In der BGH-Rechtsprechung ist anerkannt, dass der Anfechtungsgläubiger jedenfalls als Beteiligter gem. § 9 ZVG eine Änderung der Versteigerungsbedingungen nach § 59 ZVG verlangen kann, wenn das anfechtbar erlangte Recht - wie hier - nach § 44 Abs. 1 ZVG in das geringste Gebot fällt und es deshalb nach § 52 Abs. 1 ZVG bestehen bleibt. Durch die Verurteilung des Anfechtungsgegners, von dem anfechtbar erworbenen Recht gegenüber dem Anfechtungsgegner keinen Gebrauch zu machen, soll die Zugriffslage wiederhergestellt werden, die ohne die anfechtbare Rechtshandlung bestehen würde. Ohne die Einräumung des Nießbrauchs wären der Sicherungshypothek der Gläubigerin keine Rechte der Ehefrau des Schuldners vorgegangen. Die Gläubigerin konnte daher verlangen, dass der Nießbrauch bei der Aufstellung des geringsten Gebots wie ein ihrer Sicherungshypothek im Rang nachgehendes Recht behandelt und daher nicht in das geringste Gebot aufgenommen wird.

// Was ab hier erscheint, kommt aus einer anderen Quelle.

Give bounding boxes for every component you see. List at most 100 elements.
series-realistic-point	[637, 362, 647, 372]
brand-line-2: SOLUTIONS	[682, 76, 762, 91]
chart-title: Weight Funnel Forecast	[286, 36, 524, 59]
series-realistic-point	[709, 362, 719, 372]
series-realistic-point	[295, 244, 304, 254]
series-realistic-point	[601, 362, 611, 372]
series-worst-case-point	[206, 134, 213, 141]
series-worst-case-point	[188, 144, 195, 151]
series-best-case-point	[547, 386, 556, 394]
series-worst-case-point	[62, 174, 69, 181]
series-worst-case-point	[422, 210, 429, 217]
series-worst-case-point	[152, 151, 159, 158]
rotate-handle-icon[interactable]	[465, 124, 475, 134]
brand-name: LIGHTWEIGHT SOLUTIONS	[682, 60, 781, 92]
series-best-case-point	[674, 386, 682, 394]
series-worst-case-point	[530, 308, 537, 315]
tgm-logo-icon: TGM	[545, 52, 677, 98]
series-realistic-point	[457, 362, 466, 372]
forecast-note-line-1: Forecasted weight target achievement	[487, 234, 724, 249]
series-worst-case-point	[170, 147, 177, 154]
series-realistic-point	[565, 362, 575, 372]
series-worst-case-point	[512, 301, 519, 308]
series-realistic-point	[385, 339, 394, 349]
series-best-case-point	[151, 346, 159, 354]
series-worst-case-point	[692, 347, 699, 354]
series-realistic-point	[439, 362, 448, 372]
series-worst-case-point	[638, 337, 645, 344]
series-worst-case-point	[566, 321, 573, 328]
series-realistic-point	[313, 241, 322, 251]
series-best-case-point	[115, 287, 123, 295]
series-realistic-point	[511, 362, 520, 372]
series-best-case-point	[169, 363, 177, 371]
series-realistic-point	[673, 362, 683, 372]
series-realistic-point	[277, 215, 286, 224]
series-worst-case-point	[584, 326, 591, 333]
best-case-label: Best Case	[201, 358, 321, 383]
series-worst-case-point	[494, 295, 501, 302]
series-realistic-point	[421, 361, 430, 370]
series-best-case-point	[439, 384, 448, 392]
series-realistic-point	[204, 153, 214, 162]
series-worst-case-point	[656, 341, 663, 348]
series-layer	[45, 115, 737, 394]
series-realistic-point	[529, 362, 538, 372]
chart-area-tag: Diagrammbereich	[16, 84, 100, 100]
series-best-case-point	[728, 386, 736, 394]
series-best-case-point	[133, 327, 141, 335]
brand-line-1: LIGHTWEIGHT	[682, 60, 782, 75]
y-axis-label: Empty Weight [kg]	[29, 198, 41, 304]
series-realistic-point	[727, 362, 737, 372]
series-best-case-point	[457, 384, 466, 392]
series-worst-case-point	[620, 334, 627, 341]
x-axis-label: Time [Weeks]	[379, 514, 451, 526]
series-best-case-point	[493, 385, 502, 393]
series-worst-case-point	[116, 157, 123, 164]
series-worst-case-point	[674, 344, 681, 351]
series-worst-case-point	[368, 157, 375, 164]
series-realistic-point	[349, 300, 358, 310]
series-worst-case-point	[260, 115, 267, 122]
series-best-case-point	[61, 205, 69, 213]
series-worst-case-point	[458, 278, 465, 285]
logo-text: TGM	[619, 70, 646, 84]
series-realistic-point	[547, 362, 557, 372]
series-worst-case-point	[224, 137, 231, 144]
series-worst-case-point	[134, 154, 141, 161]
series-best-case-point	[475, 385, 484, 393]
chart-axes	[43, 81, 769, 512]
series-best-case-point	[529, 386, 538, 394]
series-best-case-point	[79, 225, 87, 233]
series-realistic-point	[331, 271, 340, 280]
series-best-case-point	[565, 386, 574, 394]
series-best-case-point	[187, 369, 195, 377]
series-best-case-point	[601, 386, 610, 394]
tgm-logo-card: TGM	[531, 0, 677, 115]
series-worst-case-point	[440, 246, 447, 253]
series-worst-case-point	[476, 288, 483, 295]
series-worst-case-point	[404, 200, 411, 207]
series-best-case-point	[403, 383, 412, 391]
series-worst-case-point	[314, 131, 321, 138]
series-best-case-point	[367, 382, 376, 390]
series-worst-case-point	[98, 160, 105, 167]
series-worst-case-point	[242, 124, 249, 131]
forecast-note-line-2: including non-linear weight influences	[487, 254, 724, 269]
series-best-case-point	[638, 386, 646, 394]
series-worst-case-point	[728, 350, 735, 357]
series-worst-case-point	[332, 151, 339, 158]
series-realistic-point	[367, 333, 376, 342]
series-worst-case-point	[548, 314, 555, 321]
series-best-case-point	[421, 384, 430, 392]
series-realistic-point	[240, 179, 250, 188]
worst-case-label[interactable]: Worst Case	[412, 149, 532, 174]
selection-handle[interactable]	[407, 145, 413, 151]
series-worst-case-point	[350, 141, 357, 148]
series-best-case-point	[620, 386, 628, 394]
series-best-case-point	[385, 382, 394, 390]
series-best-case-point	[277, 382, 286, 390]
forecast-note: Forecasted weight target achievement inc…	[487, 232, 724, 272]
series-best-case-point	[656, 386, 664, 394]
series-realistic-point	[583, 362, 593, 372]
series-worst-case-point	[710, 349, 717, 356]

Etwas anderes folgt entgegen der Auffassung des Beschwerdegerichts auch nicht daraus, dass die Nießbrauchsberechtigte nicht zur Abgabe einer auf die Aufhebung ihres Rechts zielenden Willenserklärung verurteilt worden war. Die Verfahrensweise des Vollstreckungsgerichts führte demgegenüber dazu, dass der Nießbrauch als bestehen bleibendes Recht viele Interessenten vom Bieten abhielt und damit ein Zugriffshindernis bildete. Die Festsetzung eines Zuzahlungsbetrages für den Fall, dass das Recht nicht bestehen sollte, änderte daran nichts.